As a limitation of this work, all trials available for analysis were initiated by the manufacturer of Silexan and performed in one country (Germany). However, a number of reviews and meta-analyses of the effects of lavender preparations in general and of Silexan in particular has been published independently [15, 30, 54, 63], which underlines the scientific and clinical interest in the application of lavender oil preparations in and beyond anxiety disorders and the robustness and soundness of the results.
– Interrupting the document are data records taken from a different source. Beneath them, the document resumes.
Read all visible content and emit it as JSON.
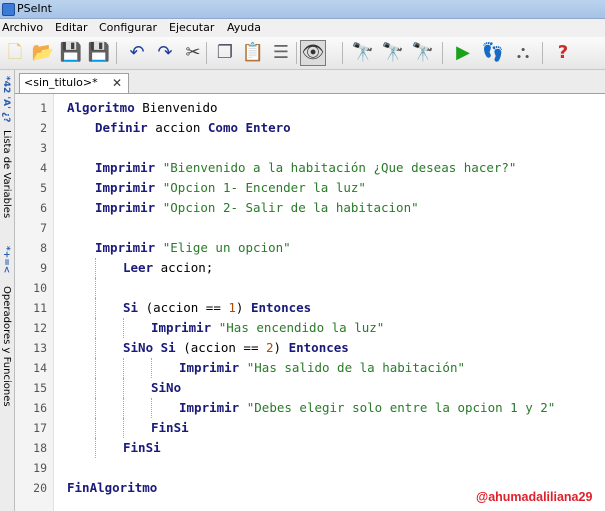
{
  "window": {
    "title": "PSeInt"
  },
  "menu": [
    "Archivo",
    "Editar",
    "Configurar",
    "Ejecutar",
    "Ayuda"
  ],
  "toolbar": [
    {
      "name": "new-file-icon",
      "glyph": "🗋",
      "color": "#e9c46a"
    },
    {
      "name": "open-folder-icon",
      "glyph": "📂",
      "color": "#d9a23a"
    },
    {
      "name": "save-icon",
      "glyph": "💾",
      "color": "#7a3a2a"
    },
    {
      "name": "save-as-icon",
      "glyph": "💾",
      "color": "#a02a2a"
    },
    {
      "name": "undo-icon",
      "glyph": "↶",
      "color": "#1f3f9a"
    },
    {
      "name": "redo-icon",
      "glyph": "↷",
      "color": "#1f3f9a"
    },
    {
      "name": "cut-icon",
      "glyph": "✂",
      "color": "#444"
    },
    {
      "name": "copy-icon",
      "glyph": "❐",
      "color": "#556"
    },
    {
      "name": "paste-icon",
      "glyph": "📋",
      "color": "#8a5a20"
    },
    {
      "name": "indent-icon",
      "glyph": "☰",
      "color": "#666"
    },
    {
      "name": "find-replace-icon",
      "glyph": "👁",
      "color": "#333"
    },
    {
      "name": "find-icon",
      "glyph": "🔭",
      "color": "#222"
    },
    {
      "name": "find-previous-icon",
      "glyph": "🔭",
      "color": "#2a4a9a"
    },
    {
      "name": "find-next-icon",
      "glyph": "🔭",
      "color": "#2a4a9a"
    },
    {
      "name": "run-icon",
      "glyph": "▶",
      "color": "#1aa31a"
    },
    {
      "name": "step-by-step-icon",
      "glyph": "👣",
      "color": "#c86a3a"
    },
    {
      "name": "flowchart-icon",
      "glyph": "⛬",
      "color": "#555"
    },
    {
      "name": "help-icon",
      "glyph": "?",
      "color": "#d02a2a"
    }
  ],
  "side_panel": {
    "variables_label": "Lista de Variables",
    "operators_label": "Operadores y Funciones",
    "variables_icon": "*42 'A' ¿?",
    "operators_icon": "*+=<"
  },
  "tab": {
    "label": "<sin_titulo>*",
    "close": "✕"
  },
  "code": [
    {
      "n": "1",
      "indent": 0,
      "tokens": [
        [
          "kw",
          "Algoritmo"
        ],
        [
          "txt",
          " Bienvenido"
        ]
      ]
    },
    {
      "n": "2",
      "indent": 1,
      "tokens": [
        [
          "kw",
          "Definir"
        ],
        [
          "txt",
          " accion "
        ],
        [
          "kw",
          "Como Entero"
        ]
      ]
    },
    {
      "n": "3",
      "indent": 1,
      "tokens": []
    },
    {
      "n": "4",
      "indent": 1,
      "tokens": [
        [
          "kw",
          "Imprimir"
        ],
        [
          "txt",
          " "
        ],
        [
          "str",
          "\"Bienvenido a la habitación ¿Que deseas hacer?\""
        ]
      ]
    },
    {
      "n": "5",
      "indent": 1,
      "tokens": [
        [
          "kw",
          "Imprimir"
        ],
        [
          "txt",
          " "
        ],
        [
          "str",
          "\"Opcion 1- Encender la luz\""
        ]
      ]
    },
    {
      "n": "6",
      "indent": 1,
      "tokens": [
        [
          "kw",
          "Imprimir"
        ],
        [
          "txt",
          " "
        ],
        [
          "str",
          "\"Opcion 2- Salir de la habitacion\""
        ]
      ]
    },
    {
      "n": "7",
      "indent": 1,
      "tokens": []
    },
    {
      "n": "8",
      "indent": 1,
      "tokens": [
        [
          "kw",
          "Imprimir"
        ],
        [
          "txt",
          " "
        ],
        [
          "str",
          "\"Elige un opcion\""
        ]
      ]
    },
    {
      "n": "9",
      "indent": 2,
      "tokens": [
        [
          "kw",
          "Leer"
        ],
        [
          "txt",
          " accion;"
        ]
      ]
    },
    {
      "n": "10",
      "indent": 2,
      "tokens": []
    },
    {
      "n": "11",
      "indent": 2,
      "tokens": [
        [
          "kw",
          "Si"
        ],
        [
          "txt",
          " (accion == "
        ],
        [
          "num",
          "1"
        ],
        [
          "txt",
          ") "
        ],
        [
          "kw",
          "Entonces"
        ]
      ]
    },
    {
      "n": "12",
      "indent": 3,
      "tokens": [
        [
          "kw",
          "Imprimir"
        ],
        [
          "txt",
          " "
        ],
        [
          "str",
          "\"Has encendido la luz\""
        ]
      ]
    },
    {
      "n": "13",
      "indent": 2,
      "tokens": [
        [
          "kw",
          "SiNo Si"
        ],
        [
          "txt",
          " (accion == "
        ],
        [
          "num",
          "2"
        ],
        [
          "txt",
          ") "
        ],
        [
          "kw",
          "Entonces"
        ]
      ]
    },
    {
      "n": "14",
      "indent": 4,
      "tokens": [
        [
          "kw",
          "Imprimir"
        ],
        [
          "txt",
          " "
        ],
        [
          "str",
          "\"Has salido de la habitación\""
        ]
      ]
    },
    {
      "n": "15",
      "indent": 3,
      "tokens": [
        [
          "kw",
          "SiNo"
        ]
      ]
    },
    {
      "n": "16",
      "indent": 4,
      "tokens": [
        [
          "kw",
          "Imprimir"
        ],
        [
          "txt",
          " "
        ],
        [
          "str",
          "\"Debes elegir solo entre la opcion 1 y 2\""
        ]
      ]
    },
    {
      "n": "17",
      "indent": 3,
      "tokens": [
        [
          "kw",
          "FinSi"
        ]
      ]
    },
    {
      "n": "18",
      "indent": 2,
      "tokens": [
        [
          "kw",
          "FinSi"
        ]
      ]
    },
    {
      "n": "19",
      "indent": 0,
      "tokens": []
    },
    {
      "n": "20",
      "indent": 0,
      "tokens": [
        [
          "kw",
          "FinAlgoritmo"
        ]
      ]
    }
  ],
  "watermark": "@ahumadaliliana29",
  "colors": {
    "keyword": "#1a1a7a",
    "string": "#2a7a2a",
    "number": "#b04a00",
    "watermark": "#e0202a"
  }
}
Although there appears to be a general agreement among the authors that Silexan has a significant and clinically meaningful anxiolytic effect, further independent trials which would investigate the broad potential of its efficacy would be welcome. As a further potential limitation, it should be considered that the diagnoses of the enrolled patients differed between the individual trials. In one trial, participants suffering from mixed anxiety and depressive disorder were recruited [39]. However, in all included trials, patients had to fulfill an anxiety specific inclusion criterion (HAMA total score of ≥ 18 points).

In conclusion, our meta-analysis shows a clinically important anxiolytic effect of Silexan at the marketed dosage of 1 × 80 mg/day in subthreshold anxiety and anxiety disorders, with statistically significant superiority over placebo. A beneficial effect was consistently observed for observer-rated and for patient-reported anxiety, for overall mental condition, as well as for self-rated, disease-associated quality of life. Moreover, significant superiority of Silexan was also stable within several pre-specified subsets of subjects defined by demographic features and baseline characteristics. The analyses do not indicate a systematic, Silexan-associated risk of AEs above the placebo level.